Latest update February 1st, 2025 6:45 AM
Oct 02, 2017 Letters
Dear Editor,
I refer to Ravi Dev letter Kaieteur News on September 20, 2017 entitled “We need to become more conversant with our history.” In his letter, he said ‘Mr Williams’ citations debunk the claim by some that Indian immigrants were ‘pampered’ by the planters and ‘given’ free land. The minuscule acreage acquired by them via this route was in EXCHANGE for the cost of a passage back to India they were owed through the terms of their indentureship.

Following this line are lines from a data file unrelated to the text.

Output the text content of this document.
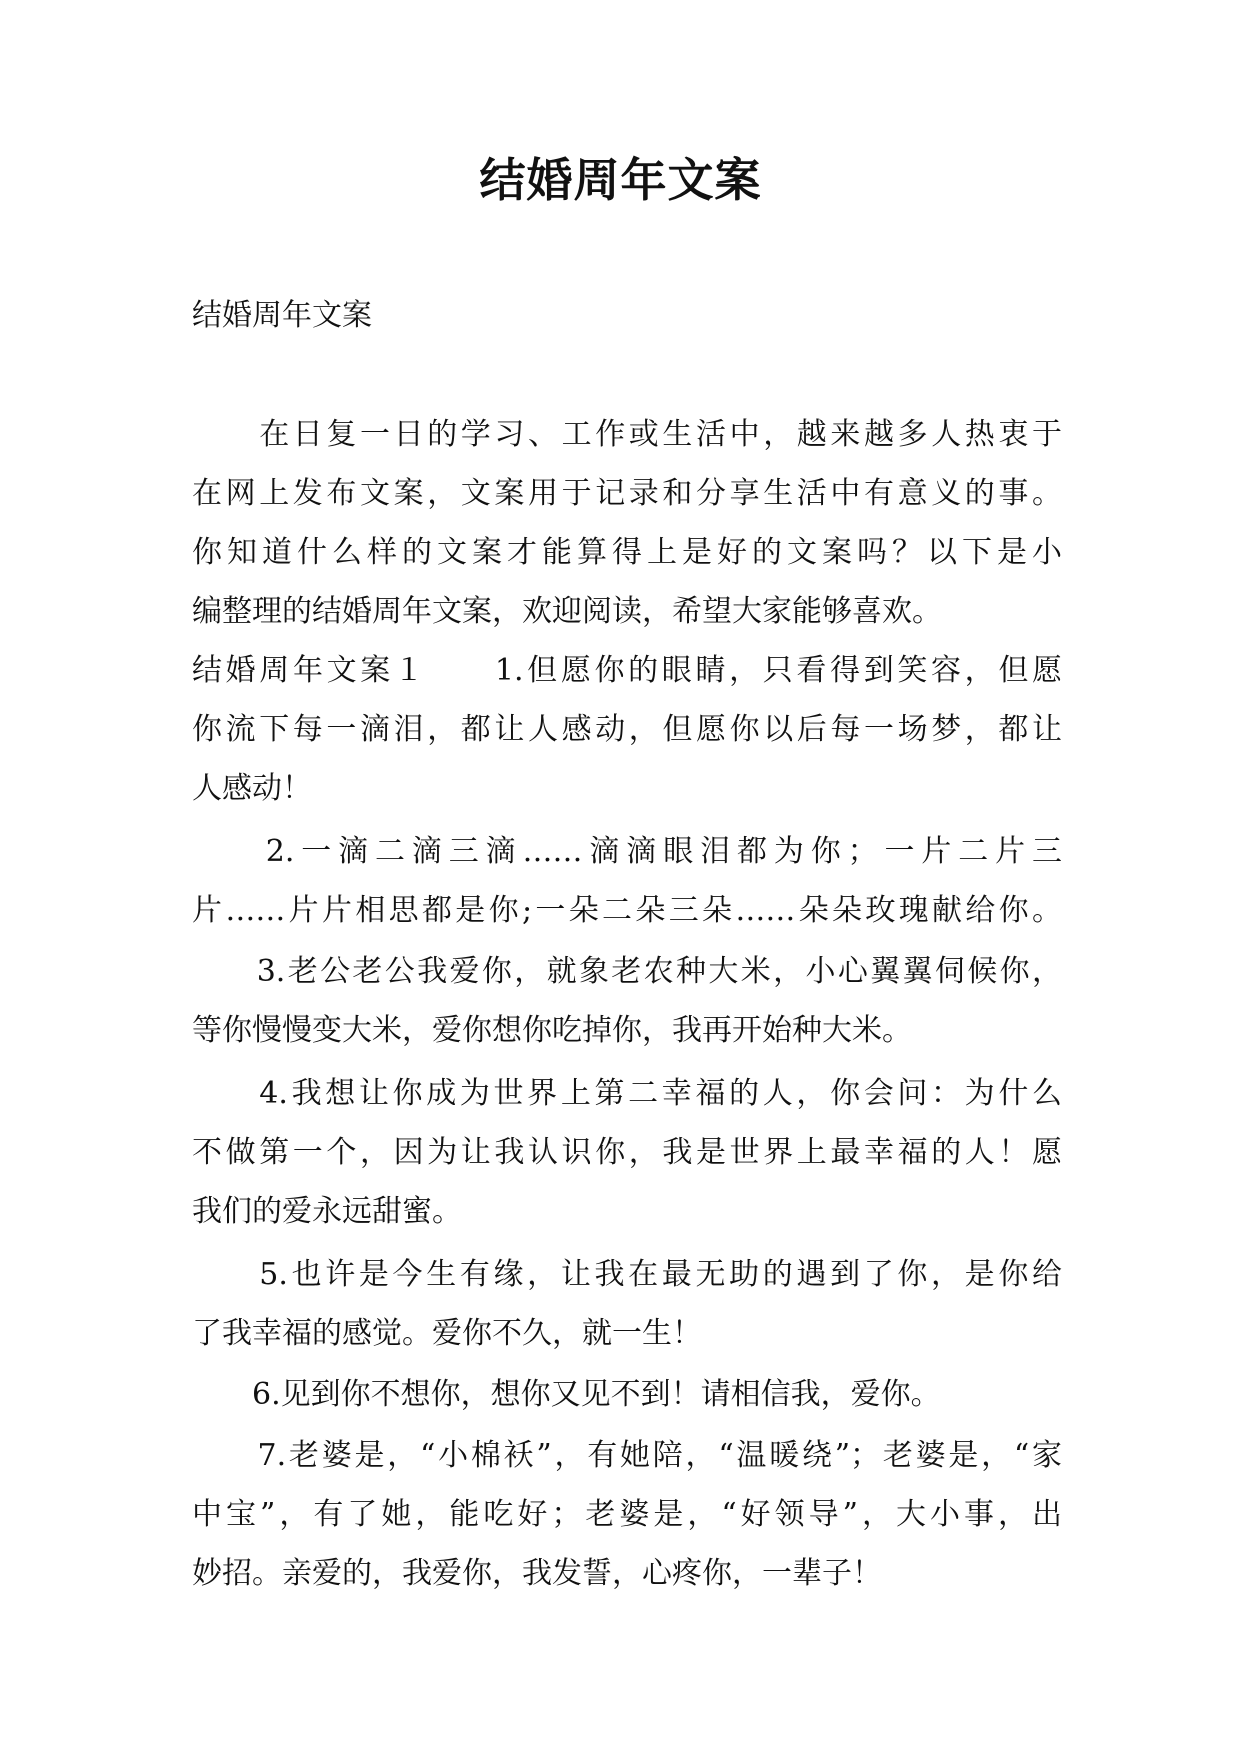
结婚周年文案
结婚周年文案
　　在日复一日的学习、工作或生活中，越来越多人热衷于
在网上发布文案，文案用于记录和分享生活中有意义的事。
你知道什么样的文案才能算得上是好的文案吗？以下是小
编整理的结婚周年文案，欢迎阅读，希望大家能够喜欢。
结婚周年文案１　　1.但愿你的眼睛，只看得到笑容，但愿
你流下每一滴泪，都让人感动，但愿你以后每一场梦，都让
人感动！
　　2.一滴二滴三滴……滴滴眼泪都为你；一片二片三
片……片片相思都是你;一朵二朵三朵……朵朵玫瑰献给你。
　　3.老公老公我爱你，就象老农种大米，小心翼翼伺候你，
等你慢慢变大米，爱你想你吃掉你，我再开始种大米。
　　4.我想让你成为世界上第二幸福的人，你会问：为什么
不做第一个，因为让我认识你，我是世界上最幸福的人！愿
我们的爱永远甜蜜。
　　5.也许是今生有缘，让我在最无助的遇到了你，是你给
了我幸福的感觉。爱你不久，就一生！
　　6.见到你不想你，想你又见不到！请相信我，爱你。
　　7.老婆是，“小棉袄”，有她陪，“温暖绕”；老婆是，“家
中宝”，有了她，能吃好；老婆是，“好领导”，大小事，出
妙招。亲爱的，我爱你，我发誓，心疼你，一辈子！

As I demonstrated, the value of the land for the exchange was on the average half of what the passage would have cost.’
Excuse the derogatory term but the following is an exact quotation of the records of the day: “Of the Coolie residents whose time had expired in 1850 and 1851, the greater part eagerly agreed to remain in the country for five, or three years longer, on receiving bounties of fifty and thirty dollars each, while many of those who returned to India declared their intention of coming back again to Demerara.” Demerara after fifteen years of freedom” T. Bosworth 1853, pages 56-57. At ten cents a day, thirty dollars was more than the wages for a year of work.
In an earlier letter in Kaieteur News on September 20, 2017 entitled “Can the Indian Guyanese speak for justice?” he said ‘Of the 163,964 Indian immigrants that remained in Guyana a mere 2,653 (1.6%) exchanged their return passage worth $60/each for land worth an average of $30.45 each.’
Thirty dollars of land was large enough to grow rice as noticed in the following quotation: “Some notice should be paid to the considerable exhibit of rice by the free East Indian immigrants, recently and very wisely placed at Huis t’Dieren, where they received a grant of land in lieu of their passage back to India due to them at the expiration of their of indenture.” Timerhi Journal, Vol. 1, 1882, page 108. The amount of land needed for rice growing is more than ‘miniscule acreage.’